Fig. 4. Rat TS cell differentiation: gene expression

A) Rat TS cells were cultured under stem cell or differentiation conditions for the indicated days, harvested, and RNA extracted. qRT-PCR was used to estimate transcript levels for Prl3b1, Prl5a1, Prl2a1, Prl7b1, Tpbpa, Gcm1, Gjb3, Cdh5, Adm, and Hand1. Transcript levels were normalized to 18S RNA. Ratios of tested gene C_T value to 18S C_T value (18S C_T value: 13.63 ± 0.027) at peak expression: Prl3b1, 1.37; Prl5a1, 1.66; Prl2a1, 1.11; Prl7b1, 2.22; Tpbpa, 1.84; Gcm1, 2.47; Gjb3, 1.42; Cdh5, 1.68; Adm, 1.53; Hand1, 1.27. Bars represent means ± the standard error of the mean. Differentiation expression values significantly different from the stem cell level of expression are indicated with an asterisk (*P<0.05).

Fig. 5. Ascl2 gene expression in TS cells

A) Mouse TS cells; B) Rat TS cells; C) Normalized mouse and rat TS cell expression of Ascl2 mRNA. Mouse and rat TS cells were cultured under stem cell or differentiation conditions for the indicated days, harvested, and RNA extracted. qRT-PCR was used to estimate Ascl2 mRNA levels. Transcript levels were normalized to 18S RNA. Ratios of Ascl2 C_T values to 18S C_T values (mouse TS cell 18S C_T value: 13.67 ± 0.058; rat TS cell 18S C_T value: 13.63 ± 0.027) at peak expression in mouse TS cells: 1.67; and rat TS cells: 1.89. Bars represent means ± the standard error of the mean. Differentiation expression values significantly different from the stem cell level of expression are indicated with an asterisk (*P<0.05).

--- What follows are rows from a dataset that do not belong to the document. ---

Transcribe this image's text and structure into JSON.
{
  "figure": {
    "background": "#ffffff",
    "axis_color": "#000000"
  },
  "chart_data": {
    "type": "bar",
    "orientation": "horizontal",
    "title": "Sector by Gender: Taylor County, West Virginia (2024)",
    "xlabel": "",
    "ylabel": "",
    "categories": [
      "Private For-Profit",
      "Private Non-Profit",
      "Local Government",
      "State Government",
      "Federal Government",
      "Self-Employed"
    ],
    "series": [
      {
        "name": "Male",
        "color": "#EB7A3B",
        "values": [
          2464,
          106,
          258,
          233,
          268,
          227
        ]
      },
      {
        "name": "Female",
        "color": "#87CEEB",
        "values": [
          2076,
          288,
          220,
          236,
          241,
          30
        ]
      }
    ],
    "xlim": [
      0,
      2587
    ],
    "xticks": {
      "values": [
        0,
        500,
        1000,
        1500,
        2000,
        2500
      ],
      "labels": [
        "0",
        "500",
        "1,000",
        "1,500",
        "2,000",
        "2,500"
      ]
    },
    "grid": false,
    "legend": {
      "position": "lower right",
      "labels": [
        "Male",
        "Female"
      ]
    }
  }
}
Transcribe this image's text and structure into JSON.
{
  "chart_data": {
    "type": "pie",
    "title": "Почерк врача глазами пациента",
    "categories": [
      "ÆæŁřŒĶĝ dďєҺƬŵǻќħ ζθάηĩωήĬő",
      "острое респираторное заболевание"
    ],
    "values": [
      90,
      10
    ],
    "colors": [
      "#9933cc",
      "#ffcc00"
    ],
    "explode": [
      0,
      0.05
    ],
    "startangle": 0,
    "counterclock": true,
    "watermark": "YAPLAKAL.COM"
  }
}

Fig. 6. Steroidogenic capacity of rat TS cells

A) Schematic representation of the steroidogenic pathway. B) Rat TS cells were cultured under stem cell or differentiation conditions for the indicated days, harvested, and RNA extracted. qRT-PCR was used to estimate transcript levels for Cyp11a1, Hsd3b6, Cyp17a1, and Hsd17b2. Transcript levels were normalized to 18S RNA. Ratios of tested gene C_T value to 18S C_T value (18S C_T value: 13.63 ± 0.027) at peak expression: Cyp11a1, 1.29; Hsd3b6, 1.41; Cyp17a1, 1.51; Hsd17b2, 1.41. C) Measurements of progesterone and androstenedione production by stem and differentiating rat TS cells. Steroids were measured in medium conditioned by the rat TS cells using radioimmunoassay. Bars represent means ± the standard error of the mean. Differentiation values significantly different from the stem cell level are indicated with an asterisk (*P<0.05).

Fig. 7. Stability of the rat TS cell phenotype

A) Cdx2, Eomes, Prl3b1, and Tpbpa transcript levels measured by RT-PCR in stem cell and differentiated states from early (passage 9) and late (passage 45) passage rat TS cells. Gapdh was used as an internal control. B) CDX2, EOMES, PRL3B1, and TPBPA protein levels measured by western blotting in stem cell and differentiated states from early (passage 9) and late (passage 45) passage rat TS cells. α-Tubulin was used as an internal control. C) CDX2, EOMES, and TPBPA protein expression assessed by immunocytochemistry in stem cell and differentiated states from early (passage 9) and late (passage 45) passage rat TS cells. Scale bar, 250 μm.